Il ricavato della vendita delle opere sarà interamente devoluto a sostegno delle numerose iniziative dell’organizzazione no-profit “La Città Adattabile”.

di Marina Topa.

Claudio Rinaldi è un ragazzo napoletano di vent’anni con disturbi dello spettro autistico che ha trovato nella pittura il canale giusto per esprimere e condividere le sue emozioni.

Le sue tele hanno trovato gradita ospitalità nella Galleria del Mare a Procida, in via Roma 1, dove saranno esposte per tutto il mese di agosto 2020. Per chi si troverà sulla splendida isola sarebbe un peccato perdere l’occasione di ammirarle anche perché al di là del valore artistico offrono l’opportunità di avvicinarsi ad un mondo, quello dell’autismo, ancora poco conosciuto sotto tutti i suoi aspetti, soprattutto quelli che riguardano le potenzialità delle persone che ne sono protagoniste.

Il ricavato della vendita delle opere di Claudio sarà interamente devoluto a sostegno delle numerose iniziative dell’organizzazione no-profit “La Città Adattabile” che, per chi volesse conoscere meglio, è visitabile su Facebook.

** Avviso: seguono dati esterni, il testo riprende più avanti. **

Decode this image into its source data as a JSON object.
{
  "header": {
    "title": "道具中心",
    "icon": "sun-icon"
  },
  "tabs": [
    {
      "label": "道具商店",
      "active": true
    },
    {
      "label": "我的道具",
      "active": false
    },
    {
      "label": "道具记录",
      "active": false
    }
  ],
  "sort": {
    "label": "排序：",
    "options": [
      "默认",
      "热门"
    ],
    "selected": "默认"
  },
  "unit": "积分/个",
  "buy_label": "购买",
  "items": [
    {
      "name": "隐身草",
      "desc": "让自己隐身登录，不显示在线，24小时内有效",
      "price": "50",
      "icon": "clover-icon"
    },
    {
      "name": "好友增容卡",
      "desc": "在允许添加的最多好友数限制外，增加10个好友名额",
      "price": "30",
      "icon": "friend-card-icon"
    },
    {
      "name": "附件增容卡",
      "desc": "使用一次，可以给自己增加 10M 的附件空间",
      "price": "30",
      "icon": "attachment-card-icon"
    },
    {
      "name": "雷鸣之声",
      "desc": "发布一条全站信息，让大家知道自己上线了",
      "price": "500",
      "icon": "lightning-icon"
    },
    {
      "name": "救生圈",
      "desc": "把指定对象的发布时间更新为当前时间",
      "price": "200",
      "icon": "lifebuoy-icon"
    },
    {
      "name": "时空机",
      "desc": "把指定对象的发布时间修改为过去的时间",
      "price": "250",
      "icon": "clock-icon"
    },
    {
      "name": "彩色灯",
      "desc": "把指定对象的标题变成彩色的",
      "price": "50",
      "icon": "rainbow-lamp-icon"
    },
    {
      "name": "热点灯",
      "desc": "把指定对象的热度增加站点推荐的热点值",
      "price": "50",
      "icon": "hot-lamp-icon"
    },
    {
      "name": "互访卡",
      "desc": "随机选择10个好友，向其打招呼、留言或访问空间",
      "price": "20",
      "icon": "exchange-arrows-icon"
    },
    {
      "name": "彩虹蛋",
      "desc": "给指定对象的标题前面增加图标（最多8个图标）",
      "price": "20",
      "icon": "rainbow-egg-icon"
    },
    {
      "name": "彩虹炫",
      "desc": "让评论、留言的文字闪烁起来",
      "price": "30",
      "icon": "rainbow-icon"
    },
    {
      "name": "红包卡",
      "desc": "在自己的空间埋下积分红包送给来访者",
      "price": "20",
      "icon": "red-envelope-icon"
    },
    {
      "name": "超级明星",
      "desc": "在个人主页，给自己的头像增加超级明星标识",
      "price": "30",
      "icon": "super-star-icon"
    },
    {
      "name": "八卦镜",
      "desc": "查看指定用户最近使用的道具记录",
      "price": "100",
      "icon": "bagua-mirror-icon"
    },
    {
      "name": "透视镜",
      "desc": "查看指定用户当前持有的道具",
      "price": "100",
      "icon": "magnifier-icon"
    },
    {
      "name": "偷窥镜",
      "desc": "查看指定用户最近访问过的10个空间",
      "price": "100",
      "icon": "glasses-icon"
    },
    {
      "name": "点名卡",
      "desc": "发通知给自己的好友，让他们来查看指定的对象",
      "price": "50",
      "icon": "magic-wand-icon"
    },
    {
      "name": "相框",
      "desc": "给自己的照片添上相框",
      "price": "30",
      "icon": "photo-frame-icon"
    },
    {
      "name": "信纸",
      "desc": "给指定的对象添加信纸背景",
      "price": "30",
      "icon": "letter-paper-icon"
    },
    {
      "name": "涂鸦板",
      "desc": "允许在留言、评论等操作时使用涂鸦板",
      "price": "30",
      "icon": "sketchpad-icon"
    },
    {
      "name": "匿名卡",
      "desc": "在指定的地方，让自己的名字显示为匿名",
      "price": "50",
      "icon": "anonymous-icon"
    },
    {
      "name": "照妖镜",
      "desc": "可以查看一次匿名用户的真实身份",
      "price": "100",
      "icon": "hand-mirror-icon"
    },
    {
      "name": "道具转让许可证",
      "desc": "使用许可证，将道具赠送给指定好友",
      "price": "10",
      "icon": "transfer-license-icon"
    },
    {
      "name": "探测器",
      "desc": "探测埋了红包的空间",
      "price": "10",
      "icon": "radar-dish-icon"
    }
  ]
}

Va detto, però, che quella di Procida non è la mostra-esordio di Claudio Rinaldi, anche se è la prima in trasferta e vediamo perché: durante gli anni di frequenza del liceo “Elio Vittorini”, il giovane artista ebbe l’opportunità di partecipare ad un laboratorio artistico lì organizzato durante il quale la sua insegnante di sostegno, nonché critica d’arte Manuela Torre, si rese conto del suo talento. Tutti gli elaborati del corso diedero vita da un’ esposizione permanente nei locali del liceo, intitolata “Il nostro mondo a colori” ma la cosa non si concluse qui! Infatti il 2 aprile 2019, in occasione della Giornata Mondiale dell’Autismo, le tele di Claudio, che sono caratterizzate da giochi di colori con tecniche da pittori esperti secondo quanto affermato dalla suddetta critica, furono esposte al Pan! Inizialmente la mostra, intitolata “Ehi, tutto bene?” prendendo spunto da una frase ricorrente dello stesso Claudio, fu allestita per durare 3 giorni ma, grazie al successo incontrato ed al sostegno delle istituzioni locali si protrasse più a lungo.

La realizzazione di questa mostra ha rappresentato un traguardo importante per l’intera comunità de “La Città Adattabile” che a Napoli è ormai un riferimento molto importante per tutte le persone autistiche e tutti coloro che vivono con e per loro. Come dichiarato dalla dottoressa Luisa Russo, direttore dell’Unità Operativa Complessa (UOC) di Neuropsichiatria Infantile di Napoli, “il percorso fatto insieme da tutte le persone coinvolte nelle attività dell’associazione è partito dalla diagnosi per andare oltre la diagnosi e divenire un percorso di crescita umana individuale che, gradualmente, sta diventando anche sociale.”

Tutti impegnati, dunque, per creare una serie di ateliers artistici nei quali i ragazzi possano trovare l’opportunità di esprimersi secondo le proprie inclinazioni, tutti insieme indipendentemente dal personale modo di essere. Questo è il sogno di Cristina Gargiulo, mamma di Claudio e presidente de “La Città Adattabile”, e di tutti gli altri genitori e cooperatori dell’associazione infatti la mostra fu replicata lo scorso settembre anche nei locali dell’Arciconfraternita Santa Maria del Soccorso all’Arenella, un vero scrigno d’arte, dove Monsignor Aldo Scatola, nel presentarla, sottolineò l’importanza della solidarietà umana e cosa significa renderla concreta attraverso il volontariato che ha permesso una serie di percorsi individuali di autonomia rispetto alla famiglia da parte di alcuni ragazzi autistici ma anche di crescita umana per i volontari.